Właściwie to prawie tam mieszkała. Małgosia była uroczą dziewczynką z kręconymi włosami. Była odważna i ciekawska, chciała wszystko wiedzieć i wszystkiego spróbować. Każdy dzień u babci Radzi był dla niej przygodą.
Pośrodku drewnianej chaty, w której razem mieszkały, znajdowała się ogromna kuchnia. Babcia Radzia była najlepszą kucharką. Wymyślała nowe przepisy i używała wszystkich przypraw i ziół, które mogła znaleźć w lesie. Małgosia zawsze obserwowała babcię i pomagała jej wszystko kroić, mieszać i przyprawiać. Chciała być taka jak ona.
Pewnego dnia, gdy siedziały razem w bujanym fotelu i czytały przepisy, ktoś głośno zapukał do drzwi domku. Małgosia wyskoczyła z fotela i pobiegła otworzyć drzwi. Przed drzwiami stała wiewiórka, machając łapkami, podskakując i pilnie coś ćwierkając. Małgosia nie rozumiała, czego chce wiewiórka. Ale babcia Radzia wiedziała dokładnie, co robić.
– Szybko biegnij do piwnicy. Na półce w prawym górnym rogu jest pudełko. W pudełku jest słoik, którego nie wolno otwierać. Zabierz go i przychodź jak najszybciej. Nie możemy tracić czasu.
Małgosia nie czekała i szybko posłuchała babci. W międzyczasie babcia rozpaliła ogień i zagotowała wodę w garnku. Powoli dodała zioła. Następnie wzięła tajemniczą buteleczkę i powoli wlała siedem kropel do gotującej się wody.

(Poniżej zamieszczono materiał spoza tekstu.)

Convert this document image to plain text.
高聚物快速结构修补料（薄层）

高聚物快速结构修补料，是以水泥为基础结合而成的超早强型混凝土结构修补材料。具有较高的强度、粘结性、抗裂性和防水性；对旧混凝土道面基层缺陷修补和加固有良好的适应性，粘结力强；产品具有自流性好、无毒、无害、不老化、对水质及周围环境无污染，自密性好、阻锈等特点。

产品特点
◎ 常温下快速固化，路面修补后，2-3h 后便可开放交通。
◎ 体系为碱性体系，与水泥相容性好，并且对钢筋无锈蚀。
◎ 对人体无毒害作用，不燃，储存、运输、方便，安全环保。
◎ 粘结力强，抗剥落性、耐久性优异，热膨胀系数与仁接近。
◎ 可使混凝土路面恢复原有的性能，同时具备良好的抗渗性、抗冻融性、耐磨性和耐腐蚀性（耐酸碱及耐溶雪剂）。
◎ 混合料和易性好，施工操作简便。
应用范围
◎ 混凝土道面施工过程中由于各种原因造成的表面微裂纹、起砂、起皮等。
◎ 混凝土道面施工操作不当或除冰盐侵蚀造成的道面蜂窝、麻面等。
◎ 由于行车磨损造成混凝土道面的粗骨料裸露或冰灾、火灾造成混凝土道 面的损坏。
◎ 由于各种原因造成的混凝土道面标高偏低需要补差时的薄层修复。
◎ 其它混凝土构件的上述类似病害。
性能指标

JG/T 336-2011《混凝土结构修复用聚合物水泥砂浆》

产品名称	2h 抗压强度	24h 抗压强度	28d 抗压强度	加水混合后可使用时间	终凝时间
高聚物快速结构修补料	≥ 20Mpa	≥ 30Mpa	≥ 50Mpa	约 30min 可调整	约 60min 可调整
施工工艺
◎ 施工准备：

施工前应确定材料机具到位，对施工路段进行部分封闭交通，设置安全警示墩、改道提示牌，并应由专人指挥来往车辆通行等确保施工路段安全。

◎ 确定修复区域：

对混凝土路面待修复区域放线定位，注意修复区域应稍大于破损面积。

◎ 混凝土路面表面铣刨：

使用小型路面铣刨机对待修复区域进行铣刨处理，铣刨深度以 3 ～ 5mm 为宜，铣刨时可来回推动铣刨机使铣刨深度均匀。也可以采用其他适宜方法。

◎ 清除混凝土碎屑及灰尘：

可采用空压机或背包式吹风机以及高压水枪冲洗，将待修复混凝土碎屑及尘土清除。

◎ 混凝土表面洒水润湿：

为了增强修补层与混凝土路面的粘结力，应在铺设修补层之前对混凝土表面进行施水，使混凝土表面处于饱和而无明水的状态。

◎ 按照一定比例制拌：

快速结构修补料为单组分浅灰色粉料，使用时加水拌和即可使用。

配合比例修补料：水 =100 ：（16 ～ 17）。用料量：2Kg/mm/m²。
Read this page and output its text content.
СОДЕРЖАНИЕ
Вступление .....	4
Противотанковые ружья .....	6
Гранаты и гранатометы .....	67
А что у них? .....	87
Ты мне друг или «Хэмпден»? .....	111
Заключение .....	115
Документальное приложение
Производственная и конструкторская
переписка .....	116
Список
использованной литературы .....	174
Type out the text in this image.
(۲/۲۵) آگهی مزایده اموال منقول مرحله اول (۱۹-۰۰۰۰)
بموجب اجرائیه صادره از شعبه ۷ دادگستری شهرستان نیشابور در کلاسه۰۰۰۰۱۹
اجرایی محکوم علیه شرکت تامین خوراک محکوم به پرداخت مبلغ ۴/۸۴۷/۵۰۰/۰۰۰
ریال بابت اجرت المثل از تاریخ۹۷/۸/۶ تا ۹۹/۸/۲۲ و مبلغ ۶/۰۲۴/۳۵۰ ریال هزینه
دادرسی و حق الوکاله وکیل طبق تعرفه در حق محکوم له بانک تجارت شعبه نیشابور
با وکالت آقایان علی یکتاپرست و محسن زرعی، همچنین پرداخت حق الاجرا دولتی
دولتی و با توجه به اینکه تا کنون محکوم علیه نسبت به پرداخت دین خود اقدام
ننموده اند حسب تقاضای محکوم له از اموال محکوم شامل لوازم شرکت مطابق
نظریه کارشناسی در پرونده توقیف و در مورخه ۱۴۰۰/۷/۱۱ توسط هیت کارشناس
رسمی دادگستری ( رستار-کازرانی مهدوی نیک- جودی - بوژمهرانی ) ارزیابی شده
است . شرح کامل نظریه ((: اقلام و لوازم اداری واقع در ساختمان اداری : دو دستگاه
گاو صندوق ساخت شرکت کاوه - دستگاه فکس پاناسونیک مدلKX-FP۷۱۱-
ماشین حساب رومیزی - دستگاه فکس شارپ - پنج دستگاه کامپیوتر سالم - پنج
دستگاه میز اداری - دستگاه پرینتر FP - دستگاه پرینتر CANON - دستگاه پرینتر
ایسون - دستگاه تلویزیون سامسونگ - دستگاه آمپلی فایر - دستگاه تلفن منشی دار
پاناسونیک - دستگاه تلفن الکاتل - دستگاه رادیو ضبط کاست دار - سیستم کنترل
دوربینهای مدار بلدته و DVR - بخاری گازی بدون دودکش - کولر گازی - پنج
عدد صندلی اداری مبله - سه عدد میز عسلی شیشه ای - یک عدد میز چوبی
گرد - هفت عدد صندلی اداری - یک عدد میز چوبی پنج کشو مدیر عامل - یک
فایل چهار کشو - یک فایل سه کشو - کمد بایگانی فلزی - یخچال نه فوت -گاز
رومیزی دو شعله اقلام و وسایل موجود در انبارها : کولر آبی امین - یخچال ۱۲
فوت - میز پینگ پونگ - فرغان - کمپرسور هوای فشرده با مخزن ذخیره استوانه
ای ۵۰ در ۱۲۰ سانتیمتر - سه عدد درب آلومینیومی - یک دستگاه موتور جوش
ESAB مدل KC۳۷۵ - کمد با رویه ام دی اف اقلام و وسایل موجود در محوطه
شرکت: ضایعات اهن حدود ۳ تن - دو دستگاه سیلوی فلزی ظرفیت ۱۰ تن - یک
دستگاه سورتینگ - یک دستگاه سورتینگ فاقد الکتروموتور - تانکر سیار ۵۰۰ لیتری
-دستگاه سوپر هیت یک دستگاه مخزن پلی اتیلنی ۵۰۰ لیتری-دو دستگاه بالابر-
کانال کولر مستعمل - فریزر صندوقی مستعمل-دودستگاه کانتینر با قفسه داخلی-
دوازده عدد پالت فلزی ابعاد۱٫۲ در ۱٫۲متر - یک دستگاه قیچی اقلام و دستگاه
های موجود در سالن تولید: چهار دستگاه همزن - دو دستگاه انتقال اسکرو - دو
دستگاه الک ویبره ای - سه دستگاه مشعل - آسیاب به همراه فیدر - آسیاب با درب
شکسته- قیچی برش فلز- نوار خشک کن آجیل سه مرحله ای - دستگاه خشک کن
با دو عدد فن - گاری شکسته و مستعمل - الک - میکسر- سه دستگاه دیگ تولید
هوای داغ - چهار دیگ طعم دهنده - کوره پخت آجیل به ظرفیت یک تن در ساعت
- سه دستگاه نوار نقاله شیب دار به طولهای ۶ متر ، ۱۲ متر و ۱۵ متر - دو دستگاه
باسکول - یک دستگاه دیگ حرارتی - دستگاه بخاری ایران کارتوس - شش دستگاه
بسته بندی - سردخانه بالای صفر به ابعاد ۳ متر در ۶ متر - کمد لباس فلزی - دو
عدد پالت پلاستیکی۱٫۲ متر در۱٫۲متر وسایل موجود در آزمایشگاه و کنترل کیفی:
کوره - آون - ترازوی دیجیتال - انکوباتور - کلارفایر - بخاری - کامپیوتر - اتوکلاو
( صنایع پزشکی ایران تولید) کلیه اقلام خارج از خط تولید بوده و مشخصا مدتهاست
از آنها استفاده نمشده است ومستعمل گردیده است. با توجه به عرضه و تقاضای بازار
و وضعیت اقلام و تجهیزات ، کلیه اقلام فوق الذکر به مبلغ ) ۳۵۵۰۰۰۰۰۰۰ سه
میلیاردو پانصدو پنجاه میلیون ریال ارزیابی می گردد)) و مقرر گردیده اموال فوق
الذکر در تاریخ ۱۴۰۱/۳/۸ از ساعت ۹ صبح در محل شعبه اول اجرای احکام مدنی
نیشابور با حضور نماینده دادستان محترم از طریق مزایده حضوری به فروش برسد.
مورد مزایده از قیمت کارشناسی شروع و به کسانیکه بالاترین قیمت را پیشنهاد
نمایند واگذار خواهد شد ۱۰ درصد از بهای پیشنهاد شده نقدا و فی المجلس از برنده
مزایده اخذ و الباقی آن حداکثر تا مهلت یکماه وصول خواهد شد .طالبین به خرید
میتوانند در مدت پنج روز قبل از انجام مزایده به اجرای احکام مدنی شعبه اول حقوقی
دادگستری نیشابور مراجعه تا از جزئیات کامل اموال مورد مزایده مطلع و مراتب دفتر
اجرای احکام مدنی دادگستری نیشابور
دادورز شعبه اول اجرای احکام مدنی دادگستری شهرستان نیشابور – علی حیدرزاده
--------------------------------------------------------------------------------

W tym momencie z garnka uleciała różowa para. Silny słodki zapach unosił się w całym pomieszczeniu. Małgosia zastanawiała się i nadal nic nie rozumiała, ale babcia Radzia koncentrowała się na tym, by wszystko dobrze się ugotowało, a wiewiórka niecierpliwie skakała wokół garnka. W końcu babcia przelała warzoną miksturę do butelki. Podała ją wiewiórce i powiedziała:
– Wypij natychmiast i nic potem nie jedz. Zobaczysz, że poczujesz się lepiej.
Wiewiórka wzięła butelkę i pobiegła tak szybko, jak tylko pozwalały jej łapki. Małgosia spojrzała pytająco na babcię, czekając, aż wyjaśni jej, co się właśnie stało. Babcia Radzia wyjaśniła, że wiewiórka jest chora. Czasami choruje tak bardzo, że może nawet umrzeć. Jedyne, co może jej pomóc, to eliksir, który zna tylko ona. Wynalazła go z ziół i roślin leczniczych, które znalazła w lesie.
– Więc jesteś magiczną babcią? – zapytała Małgosia.
Babcia uśmiechnęła się, pogłaskała wnuczkę po włosach i powiedziała:
– Nie, Małgosiu, nie jestem. Po prostu wiem, jak wykorzystać to, co dają mi natura i las i ugotować z tego coś pożytecznego. I chętnie komuś w tym pomogę.
Małgosia przytuliła babcię.
– Dla mnie i tak zawsze będziesz magiczną babcią i tą najlepszą. Cieszę się, że cię mam. I postaram się wszystkiego od ciebie nauczyć.
Babcia Radzia nie była magiczna, podobnie jak Małgosia. Ale obie wiedziały, że istnieje między nimi magiczna więź, która nigdy nie zniknie.
Piękna magiczna bajka o pomocy bezbronnym i chorym zwierzątkom , córka zasneła w połowie bajki .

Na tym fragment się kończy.